Prof
Barbara Kellerman asks those in charge of leadership-development programs to
question the assumptions the industry promotes:
·
Leadership
can be learned by most—quickly and easily; over months, weeks or weekends.
·
Leaders
matter more than anyone else.
·
Followers
are secondary.
·
Context
is tertiary.
She
also suggests several important mindset shifts based on these assumptions:
We
cannot stop or slow bad leadership by changing human nature. No amount of
preaching or sermonizing—no exhortations to virtuous conduct, uplifting
thoughts or wholesome habits—will obviate the fact that our nature is constant
(even when our behaviors change).
We
cannot stop or slow bad leadership without stopping and slowing bad
followership.
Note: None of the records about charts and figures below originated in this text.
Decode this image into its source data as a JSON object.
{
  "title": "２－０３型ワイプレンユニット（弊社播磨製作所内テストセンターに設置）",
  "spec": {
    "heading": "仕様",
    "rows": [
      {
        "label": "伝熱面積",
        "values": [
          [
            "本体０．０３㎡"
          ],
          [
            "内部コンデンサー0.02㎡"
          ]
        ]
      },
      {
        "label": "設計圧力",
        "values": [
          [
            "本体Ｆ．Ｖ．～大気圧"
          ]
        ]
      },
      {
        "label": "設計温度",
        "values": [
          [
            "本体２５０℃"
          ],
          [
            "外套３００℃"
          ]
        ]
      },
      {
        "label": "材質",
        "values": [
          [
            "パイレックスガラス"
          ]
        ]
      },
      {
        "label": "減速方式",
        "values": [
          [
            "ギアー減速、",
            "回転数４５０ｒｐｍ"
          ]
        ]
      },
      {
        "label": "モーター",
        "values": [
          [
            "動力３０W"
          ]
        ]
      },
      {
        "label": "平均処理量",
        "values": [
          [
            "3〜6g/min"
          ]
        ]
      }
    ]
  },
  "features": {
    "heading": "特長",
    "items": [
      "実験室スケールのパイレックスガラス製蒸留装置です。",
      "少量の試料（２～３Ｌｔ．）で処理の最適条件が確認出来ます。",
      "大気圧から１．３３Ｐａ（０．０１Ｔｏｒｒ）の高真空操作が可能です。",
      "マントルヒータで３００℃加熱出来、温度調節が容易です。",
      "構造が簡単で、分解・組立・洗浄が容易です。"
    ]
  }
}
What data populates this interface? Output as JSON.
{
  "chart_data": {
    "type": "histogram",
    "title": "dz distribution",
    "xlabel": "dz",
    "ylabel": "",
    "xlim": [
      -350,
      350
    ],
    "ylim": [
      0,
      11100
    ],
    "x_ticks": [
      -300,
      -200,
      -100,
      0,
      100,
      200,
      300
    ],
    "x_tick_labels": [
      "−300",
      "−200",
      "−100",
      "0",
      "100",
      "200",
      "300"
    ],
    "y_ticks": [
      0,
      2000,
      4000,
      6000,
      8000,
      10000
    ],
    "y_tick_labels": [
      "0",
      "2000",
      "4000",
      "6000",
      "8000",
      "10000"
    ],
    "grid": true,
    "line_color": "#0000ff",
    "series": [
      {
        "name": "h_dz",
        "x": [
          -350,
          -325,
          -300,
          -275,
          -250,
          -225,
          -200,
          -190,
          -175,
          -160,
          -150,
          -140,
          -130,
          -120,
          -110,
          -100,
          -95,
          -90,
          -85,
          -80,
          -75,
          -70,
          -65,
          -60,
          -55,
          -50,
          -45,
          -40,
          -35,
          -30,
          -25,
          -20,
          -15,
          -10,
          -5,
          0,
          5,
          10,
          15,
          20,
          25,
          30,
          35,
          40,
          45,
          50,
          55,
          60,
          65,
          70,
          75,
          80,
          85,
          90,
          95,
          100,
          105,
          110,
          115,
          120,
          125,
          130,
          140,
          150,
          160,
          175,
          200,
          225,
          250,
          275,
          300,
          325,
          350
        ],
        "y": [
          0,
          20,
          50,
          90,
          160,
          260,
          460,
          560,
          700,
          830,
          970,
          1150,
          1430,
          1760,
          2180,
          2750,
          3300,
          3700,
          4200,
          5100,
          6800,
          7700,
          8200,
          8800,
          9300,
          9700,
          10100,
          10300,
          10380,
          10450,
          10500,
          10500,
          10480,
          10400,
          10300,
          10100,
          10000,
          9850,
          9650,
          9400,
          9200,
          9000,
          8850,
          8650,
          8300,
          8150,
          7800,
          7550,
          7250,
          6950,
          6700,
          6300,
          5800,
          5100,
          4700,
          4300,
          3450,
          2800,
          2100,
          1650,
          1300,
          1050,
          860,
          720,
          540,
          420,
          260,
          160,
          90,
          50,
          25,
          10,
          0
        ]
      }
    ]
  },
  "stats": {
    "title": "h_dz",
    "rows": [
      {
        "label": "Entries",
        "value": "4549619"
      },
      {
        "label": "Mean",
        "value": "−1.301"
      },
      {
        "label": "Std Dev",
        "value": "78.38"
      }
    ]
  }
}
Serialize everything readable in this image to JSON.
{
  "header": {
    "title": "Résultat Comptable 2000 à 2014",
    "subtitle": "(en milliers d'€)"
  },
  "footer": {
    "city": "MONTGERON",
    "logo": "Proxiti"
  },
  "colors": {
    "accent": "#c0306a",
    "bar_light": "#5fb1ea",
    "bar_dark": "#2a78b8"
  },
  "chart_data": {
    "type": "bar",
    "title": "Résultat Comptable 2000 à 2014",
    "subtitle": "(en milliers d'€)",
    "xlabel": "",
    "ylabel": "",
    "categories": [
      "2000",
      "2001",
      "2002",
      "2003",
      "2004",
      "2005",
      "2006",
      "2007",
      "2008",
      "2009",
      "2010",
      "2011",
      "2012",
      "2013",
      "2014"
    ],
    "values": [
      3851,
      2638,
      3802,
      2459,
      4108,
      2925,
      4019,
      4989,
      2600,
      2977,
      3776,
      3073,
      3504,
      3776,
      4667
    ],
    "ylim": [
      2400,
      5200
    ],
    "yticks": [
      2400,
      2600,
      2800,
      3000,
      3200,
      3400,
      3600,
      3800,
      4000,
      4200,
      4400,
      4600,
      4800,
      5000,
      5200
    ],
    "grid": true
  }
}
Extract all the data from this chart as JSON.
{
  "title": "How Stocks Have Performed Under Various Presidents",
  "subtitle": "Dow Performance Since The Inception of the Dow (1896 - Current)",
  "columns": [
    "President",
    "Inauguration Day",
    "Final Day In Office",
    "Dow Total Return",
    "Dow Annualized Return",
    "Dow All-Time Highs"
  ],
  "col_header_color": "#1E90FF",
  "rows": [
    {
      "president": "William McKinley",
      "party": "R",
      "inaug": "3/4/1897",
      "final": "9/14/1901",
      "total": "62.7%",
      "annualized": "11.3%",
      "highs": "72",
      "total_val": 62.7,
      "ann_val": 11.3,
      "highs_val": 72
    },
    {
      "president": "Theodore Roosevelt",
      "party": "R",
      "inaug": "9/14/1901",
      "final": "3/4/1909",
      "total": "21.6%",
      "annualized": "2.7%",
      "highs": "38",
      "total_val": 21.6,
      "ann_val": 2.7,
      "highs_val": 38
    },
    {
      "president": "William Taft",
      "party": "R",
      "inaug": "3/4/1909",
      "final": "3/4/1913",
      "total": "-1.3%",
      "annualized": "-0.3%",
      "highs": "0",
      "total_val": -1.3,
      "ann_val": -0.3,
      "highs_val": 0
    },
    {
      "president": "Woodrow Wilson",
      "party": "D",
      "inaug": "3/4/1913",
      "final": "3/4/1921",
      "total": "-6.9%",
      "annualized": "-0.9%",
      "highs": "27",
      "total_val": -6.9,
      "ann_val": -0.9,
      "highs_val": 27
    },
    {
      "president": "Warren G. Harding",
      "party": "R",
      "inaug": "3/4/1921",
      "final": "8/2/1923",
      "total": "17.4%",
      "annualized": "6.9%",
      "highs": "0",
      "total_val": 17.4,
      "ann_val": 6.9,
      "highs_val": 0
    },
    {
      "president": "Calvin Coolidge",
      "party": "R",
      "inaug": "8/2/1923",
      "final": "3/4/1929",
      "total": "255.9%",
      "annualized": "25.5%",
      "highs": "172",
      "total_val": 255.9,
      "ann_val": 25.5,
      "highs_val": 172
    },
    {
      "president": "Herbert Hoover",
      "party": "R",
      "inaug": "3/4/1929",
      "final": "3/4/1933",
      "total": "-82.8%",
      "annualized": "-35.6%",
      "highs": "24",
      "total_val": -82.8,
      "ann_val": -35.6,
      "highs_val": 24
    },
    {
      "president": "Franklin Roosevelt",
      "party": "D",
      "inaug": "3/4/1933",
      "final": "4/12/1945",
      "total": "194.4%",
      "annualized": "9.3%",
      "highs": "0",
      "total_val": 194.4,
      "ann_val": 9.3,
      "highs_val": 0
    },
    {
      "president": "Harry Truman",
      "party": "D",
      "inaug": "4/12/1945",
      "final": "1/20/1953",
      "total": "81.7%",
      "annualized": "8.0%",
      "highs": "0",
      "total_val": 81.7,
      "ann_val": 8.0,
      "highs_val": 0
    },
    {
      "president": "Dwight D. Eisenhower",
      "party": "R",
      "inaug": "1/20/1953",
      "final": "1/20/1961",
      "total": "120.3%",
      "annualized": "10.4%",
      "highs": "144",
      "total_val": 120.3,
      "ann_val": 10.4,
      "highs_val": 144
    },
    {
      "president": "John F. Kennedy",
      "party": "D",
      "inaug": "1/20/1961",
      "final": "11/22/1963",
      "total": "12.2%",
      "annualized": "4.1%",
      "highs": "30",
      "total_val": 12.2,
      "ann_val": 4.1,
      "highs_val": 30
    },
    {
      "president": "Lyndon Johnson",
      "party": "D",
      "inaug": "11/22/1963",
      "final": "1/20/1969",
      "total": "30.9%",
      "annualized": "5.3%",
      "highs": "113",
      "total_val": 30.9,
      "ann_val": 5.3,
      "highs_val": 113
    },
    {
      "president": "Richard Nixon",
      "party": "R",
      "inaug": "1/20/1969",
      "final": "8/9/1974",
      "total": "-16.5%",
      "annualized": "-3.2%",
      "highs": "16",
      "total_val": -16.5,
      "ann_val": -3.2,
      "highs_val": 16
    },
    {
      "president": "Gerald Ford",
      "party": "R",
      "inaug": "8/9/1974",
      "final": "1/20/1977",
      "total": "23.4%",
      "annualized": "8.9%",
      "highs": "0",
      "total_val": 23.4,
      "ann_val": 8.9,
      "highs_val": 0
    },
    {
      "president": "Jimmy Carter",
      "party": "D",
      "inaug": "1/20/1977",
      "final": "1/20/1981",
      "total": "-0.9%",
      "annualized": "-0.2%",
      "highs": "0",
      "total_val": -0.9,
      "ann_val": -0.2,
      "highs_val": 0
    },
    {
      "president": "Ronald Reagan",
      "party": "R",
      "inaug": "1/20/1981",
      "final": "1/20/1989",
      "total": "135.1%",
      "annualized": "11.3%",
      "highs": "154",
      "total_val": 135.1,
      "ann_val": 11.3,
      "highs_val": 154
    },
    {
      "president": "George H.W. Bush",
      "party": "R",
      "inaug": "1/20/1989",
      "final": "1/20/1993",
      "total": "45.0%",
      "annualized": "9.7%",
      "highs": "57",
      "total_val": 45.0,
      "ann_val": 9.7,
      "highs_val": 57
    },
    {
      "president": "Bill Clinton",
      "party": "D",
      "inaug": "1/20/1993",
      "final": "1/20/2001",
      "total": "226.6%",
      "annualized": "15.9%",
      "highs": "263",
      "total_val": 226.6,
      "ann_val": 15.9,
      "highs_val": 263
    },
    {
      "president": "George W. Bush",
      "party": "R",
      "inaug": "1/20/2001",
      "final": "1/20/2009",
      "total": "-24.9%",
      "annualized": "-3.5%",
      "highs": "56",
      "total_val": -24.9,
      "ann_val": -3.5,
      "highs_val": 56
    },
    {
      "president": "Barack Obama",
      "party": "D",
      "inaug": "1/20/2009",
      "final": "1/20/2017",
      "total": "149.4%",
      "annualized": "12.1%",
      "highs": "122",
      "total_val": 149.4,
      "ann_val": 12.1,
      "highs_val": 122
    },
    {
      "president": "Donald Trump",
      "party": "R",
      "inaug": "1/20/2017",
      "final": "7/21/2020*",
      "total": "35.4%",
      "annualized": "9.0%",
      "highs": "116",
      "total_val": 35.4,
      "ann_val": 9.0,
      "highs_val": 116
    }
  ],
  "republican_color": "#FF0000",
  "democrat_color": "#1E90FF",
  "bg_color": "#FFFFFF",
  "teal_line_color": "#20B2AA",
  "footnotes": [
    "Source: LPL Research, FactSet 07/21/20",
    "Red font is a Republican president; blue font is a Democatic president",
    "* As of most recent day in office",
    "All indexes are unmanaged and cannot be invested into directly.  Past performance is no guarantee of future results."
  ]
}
Leaders and followers are always interdependent.
We
cannot stop or slow bad leadership by sticking our heads in the sand. Amnesia,
wishful thinking, the lies we tell as individuals and organizations, and all of
the other mind games we play to deny or distort reality get us nowhere.
Avoidance insures us to the costs and casualties of bad leadership, allowing
them to fester.
What Leaders Can Do
Leaders
can become more effective and ethical by following these steps:
Remember the mission.
Limit tenure in positions of power; share
power.
Establish checks and balances.
Avoid groupthink; ask the right kinds of
questions.
Establish a culture of openness in which
diversity and dissent are encouraged.
Don’t believe your own hype; get and stay
real.
Compensate for your weaknesses by hiring and
delegating well.
Develop a personal support system (mentor,
advisor, coach, best friend).
Stay balanced and healthy.
Be creative, reflective and flexible.
Question assumptions; get reliable and
complete information.
What Followers Can
Do
If
bad leaders are to be stopped or slowed, followers must play a bigger part.
But
many followers consider the price of intervention to be too high. There are
real benefits for going along, along with real costs and risks for not going
along. We often choose to mind our own business. Nevertheless, incompetent and unethical leaders cannot
function without followers.
Followers
can strengthen their ability to resist bad leaders by observing these
guidelines:
Empower yourself.
Hold leaders accountable; use checks and
balances already in place.
Find allies; develop your own sources of
information.
Be loyal to the whole, not to any one
person.
Be a watchdog (especially if the board seems
too compliant).
Be skeptical; leaders are not gods.
Take collective action (even on a modest
scale, such as assembling a small group to talk to the boss).
Luckily,
more followers are stepping up to the plate, demonstrating a willingness to
share responsibilities, power, authority and influence. They know that once bad
leaders are entrenched, they seldom change or quit of their own volition. It’s
up to us to insist on change—or an early exit.